The study, published in PLOS One, was the product of the PhD research of Dr Peter Hodkinson, of UCT’s emergency medicine division. It was based on a Wellcome Trustfunded collaborative research project between researchers from UCT and Oxford University.
It focused on children admitted to the paediatric ICU at Red Cross, but was unique because it examined the entire system of accessing emergency care, from being injured or leaving home to go to a clinic or the nearest medical facility with a sick child, through to being admitted to the ICU.
This allowed for a systemwide evaluation of the nature and quality of care for a group of the sickest and worst injured children in Cape Town.
Hodkinson said the findings showed a “significant proportion of deaths of children may be avoidable” and highlighted delays in accessing quality emergency care for children as a major concern.
“While children received excellent care at many steps, the overall system does not always provide the care that we would aspire to,” he said.
Hodkinson said the particular challenge of caring for critically ill or injured children within a healthcare system was that outcomes were related to the overall functioning of the entire system. When there were multiple steps in a process, even if most stages provided excellent care, the overall outcome could be compromised by problems at certain stages.
“Caregivers, particularly in communities with limited resources, face enormous obstacles in accessing emergency care for sick babies and children, starting with finding transport to the nearest facility, which is often far from home.
“Once at a facility they face queues of other sick people and adults, often with unclear directions of where to queue and sometimes ‘grey’ systems for prioritising sick children,” he said, warning even once
Empowering and
was also vital
children got to see a doctor, the battle was far from over.
The research highlighted that improved identification of children with severe illness, with rapid initiation of appropriate care at lower levels of the referral pathway, could reduce referrals to specialist hospitals and delays in getting others admitted to the ICU.

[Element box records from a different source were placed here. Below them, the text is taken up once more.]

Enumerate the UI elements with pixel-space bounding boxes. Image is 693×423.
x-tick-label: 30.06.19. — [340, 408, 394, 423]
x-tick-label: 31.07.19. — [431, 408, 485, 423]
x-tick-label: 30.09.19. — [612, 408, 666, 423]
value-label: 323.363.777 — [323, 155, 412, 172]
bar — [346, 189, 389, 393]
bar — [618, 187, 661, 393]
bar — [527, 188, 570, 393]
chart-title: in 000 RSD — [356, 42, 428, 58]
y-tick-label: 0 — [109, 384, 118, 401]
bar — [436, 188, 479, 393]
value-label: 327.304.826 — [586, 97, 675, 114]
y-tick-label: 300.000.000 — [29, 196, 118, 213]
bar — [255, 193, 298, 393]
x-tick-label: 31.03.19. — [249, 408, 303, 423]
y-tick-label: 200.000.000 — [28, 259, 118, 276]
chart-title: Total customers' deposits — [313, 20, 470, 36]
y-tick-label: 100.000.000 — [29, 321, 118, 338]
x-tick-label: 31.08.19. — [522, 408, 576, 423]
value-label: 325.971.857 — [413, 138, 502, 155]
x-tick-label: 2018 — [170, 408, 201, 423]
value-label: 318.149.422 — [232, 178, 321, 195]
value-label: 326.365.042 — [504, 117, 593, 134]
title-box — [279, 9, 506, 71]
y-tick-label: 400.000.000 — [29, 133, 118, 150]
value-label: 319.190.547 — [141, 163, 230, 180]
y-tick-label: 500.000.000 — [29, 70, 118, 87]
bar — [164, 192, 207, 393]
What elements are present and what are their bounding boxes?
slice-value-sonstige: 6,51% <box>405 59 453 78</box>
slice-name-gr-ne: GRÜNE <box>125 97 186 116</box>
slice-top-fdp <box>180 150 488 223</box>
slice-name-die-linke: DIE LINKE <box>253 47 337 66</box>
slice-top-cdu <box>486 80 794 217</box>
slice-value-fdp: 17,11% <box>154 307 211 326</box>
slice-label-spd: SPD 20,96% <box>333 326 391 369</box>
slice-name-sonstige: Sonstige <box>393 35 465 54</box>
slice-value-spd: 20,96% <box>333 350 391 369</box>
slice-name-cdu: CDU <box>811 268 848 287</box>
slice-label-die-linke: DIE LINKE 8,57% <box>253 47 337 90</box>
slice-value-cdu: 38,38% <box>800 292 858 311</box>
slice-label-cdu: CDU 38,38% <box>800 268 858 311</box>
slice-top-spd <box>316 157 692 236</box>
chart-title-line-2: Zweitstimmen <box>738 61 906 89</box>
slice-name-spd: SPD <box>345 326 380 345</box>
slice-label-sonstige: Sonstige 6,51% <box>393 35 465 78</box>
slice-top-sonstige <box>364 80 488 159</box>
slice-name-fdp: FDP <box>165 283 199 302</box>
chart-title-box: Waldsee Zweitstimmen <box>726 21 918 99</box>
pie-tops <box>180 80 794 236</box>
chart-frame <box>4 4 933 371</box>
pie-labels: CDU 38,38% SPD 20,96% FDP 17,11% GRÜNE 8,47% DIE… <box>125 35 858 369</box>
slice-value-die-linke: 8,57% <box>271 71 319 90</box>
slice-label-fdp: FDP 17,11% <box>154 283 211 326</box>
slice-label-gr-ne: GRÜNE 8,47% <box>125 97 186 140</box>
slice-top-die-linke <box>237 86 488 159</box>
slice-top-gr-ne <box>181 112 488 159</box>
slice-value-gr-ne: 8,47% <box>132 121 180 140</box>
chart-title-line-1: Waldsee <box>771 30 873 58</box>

Researchers interviewed caregivers of 282 children who were admitted to the ICU, as well as those who died in referring hospitals. They also scrutinised medical records across healthcare services.

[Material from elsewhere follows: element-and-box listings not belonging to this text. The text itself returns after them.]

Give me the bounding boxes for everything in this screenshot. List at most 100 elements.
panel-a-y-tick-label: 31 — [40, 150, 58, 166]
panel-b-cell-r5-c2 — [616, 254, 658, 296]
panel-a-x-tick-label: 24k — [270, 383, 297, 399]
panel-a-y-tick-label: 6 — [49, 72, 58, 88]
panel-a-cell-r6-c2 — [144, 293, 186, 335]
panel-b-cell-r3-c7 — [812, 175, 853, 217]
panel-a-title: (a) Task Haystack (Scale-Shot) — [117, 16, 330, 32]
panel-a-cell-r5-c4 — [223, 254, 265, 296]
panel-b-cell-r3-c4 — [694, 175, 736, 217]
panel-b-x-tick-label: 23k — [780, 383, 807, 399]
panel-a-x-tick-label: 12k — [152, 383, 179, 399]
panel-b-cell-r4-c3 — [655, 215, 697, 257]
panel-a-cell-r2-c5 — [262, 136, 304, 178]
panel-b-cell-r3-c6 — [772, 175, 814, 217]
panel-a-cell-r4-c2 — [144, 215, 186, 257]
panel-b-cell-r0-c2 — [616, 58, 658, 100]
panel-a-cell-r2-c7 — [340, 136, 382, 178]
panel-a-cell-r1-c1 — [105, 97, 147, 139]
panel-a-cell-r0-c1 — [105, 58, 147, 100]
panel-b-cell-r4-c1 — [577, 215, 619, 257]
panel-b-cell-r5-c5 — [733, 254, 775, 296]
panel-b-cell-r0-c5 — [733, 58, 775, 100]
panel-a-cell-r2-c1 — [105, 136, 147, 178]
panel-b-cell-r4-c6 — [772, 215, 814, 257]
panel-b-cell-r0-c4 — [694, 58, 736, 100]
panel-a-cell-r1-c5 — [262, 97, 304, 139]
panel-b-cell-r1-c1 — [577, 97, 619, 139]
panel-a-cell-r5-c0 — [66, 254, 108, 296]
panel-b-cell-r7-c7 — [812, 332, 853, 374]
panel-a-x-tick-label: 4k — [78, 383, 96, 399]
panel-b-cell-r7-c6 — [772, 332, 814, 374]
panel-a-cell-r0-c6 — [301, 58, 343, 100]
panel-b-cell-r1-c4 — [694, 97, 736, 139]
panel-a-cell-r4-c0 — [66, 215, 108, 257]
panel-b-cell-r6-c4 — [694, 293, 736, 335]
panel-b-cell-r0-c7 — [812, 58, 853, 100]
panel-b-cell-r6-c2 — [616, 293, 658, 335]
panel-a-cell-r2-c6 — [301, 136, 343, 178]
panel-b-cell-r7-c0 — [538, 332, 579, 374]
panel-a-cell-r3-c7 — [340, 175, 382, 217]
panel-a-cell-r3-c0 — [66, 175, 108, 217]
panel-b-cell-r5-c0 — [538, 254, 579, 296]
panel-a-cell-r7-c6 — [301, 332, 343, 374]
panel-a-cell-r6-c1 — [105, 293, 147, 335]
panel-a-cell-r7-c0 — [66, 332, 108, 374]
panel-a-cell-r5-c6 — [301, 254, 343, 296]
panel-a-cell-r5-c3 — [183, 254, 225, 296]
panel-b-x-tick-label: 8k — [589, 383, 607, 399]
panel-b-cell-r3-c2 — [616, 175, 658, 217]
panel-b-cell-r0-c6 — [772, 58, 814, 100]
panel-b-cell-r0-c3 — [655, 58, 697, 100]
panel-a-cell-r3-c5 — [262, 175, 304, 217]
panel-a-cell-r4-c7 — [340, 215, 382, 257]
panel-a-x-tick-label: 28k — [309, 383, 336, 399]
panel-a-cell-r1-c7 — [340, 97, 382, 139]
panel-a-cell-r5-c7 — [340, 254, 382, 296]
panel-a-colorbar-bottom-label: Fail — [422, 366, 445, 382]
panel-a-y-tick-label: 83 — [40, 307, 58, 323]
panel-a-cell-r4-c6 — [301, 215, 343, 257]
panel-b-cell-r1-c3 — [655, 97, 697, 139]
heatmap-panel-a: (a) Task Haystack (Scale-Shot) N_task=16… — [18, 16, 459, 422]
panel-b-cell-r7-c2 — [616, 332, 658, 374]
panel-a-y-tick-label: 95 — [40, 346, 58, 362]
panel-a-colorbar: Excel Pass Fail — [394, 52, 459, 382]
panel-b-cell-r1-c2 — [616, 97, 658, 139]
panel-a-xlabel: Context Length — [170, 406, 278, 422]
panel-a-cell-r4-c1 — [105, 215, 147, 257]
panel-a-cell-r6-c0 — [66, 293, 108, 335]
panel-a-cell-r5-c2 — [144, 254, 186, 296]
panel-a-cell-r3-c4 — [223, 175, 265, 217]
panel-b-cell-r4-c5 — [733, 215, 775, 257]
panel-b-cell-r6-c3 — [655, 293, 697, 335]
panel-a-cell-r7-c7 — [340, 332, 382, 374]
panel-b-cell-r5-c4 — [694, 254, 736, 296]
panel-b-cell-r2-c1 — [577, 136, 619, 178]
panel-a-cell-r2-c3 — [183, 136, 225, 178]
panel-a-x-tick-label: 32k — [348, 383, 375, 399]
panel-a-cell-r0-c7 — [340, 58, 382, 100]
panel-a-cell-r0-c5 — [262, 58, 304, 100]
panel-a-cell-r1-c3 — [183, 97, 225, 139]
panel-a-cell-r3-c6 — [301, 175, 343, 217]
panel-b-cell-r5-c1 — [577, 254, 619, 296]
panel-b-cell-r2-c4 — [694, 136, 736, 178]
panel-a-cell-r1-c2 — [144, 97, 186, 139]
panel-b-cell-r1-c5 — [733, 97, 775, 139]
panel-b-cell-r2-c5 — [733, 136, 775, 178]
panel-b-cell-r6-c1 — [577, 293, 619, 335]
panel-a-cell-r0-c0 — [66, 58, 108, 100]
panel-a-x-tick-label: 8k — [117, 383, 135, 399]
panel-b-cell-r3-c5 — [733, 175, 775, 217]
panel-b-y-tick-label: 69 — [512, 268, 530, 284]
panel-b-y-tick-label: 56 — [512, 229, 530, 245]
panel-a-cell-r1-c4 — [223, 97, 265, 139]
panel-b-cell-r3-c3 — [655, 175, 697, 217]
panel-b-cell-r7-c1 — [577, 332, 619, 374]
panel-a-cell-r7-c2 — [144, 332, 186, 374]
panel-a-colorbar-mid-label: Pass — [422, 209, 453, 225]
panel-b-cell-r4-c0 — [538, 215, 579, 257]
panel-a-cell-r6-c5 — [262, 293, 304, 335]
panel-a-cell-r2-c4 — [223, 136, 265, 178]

The study found it took an average 12.3 hours from the time of first presentation to healthcare services before children were admitted to a ICU.
“It was found that three of the 30 deaths could have been avoided prior to ICU admission. Another 14 we judged ‘potentially avoidable’.
“Potentially this means, in our expert opinion as the retrospective panel, that some acute intervention in the health pathway could maybe have prevented the deaths. Likewise, the severity of illness on arrival at ICU may have been avoided in up to 74 percent of children enrolled in the study, had they received better care along the referral chain en-route to ICU,” Hodkinson said.
Many of the children in the study were diagnosed with respiratory infections. The research suggested referral delays could be reduced by fasttracking patients directly to ICU, better prioritisation of emergency medical services, and early warning systems in the hospital setting.
“Mothers perceive that their battle is done and their child has arrived in the best hands once they get to the regional paediatric hospital. And they are right. The care is excellent and the practitioners are all very familiar and comfortable with children. But they are overburdened with sick children, with a bottleneck of children waiting for ICU beds,” Hodkinson said, adding that Red Cross had just 22 ICU beds.
Researchers said empowering and educating parents about when, where and how to access care was also vital.
They also suggested a centralised paediatric emergency line for emergency advice.
Hodkinson described the methods of the study as unique and valuable, saying it offered benefits for health systems in low and middle-income settings in developing countries.
Professor Andrew Argent, Red Cross ICU medical director, said it demonstrated the commitment of local authorities to quality control, and “focusing on how patient care can be improved within the resources available”.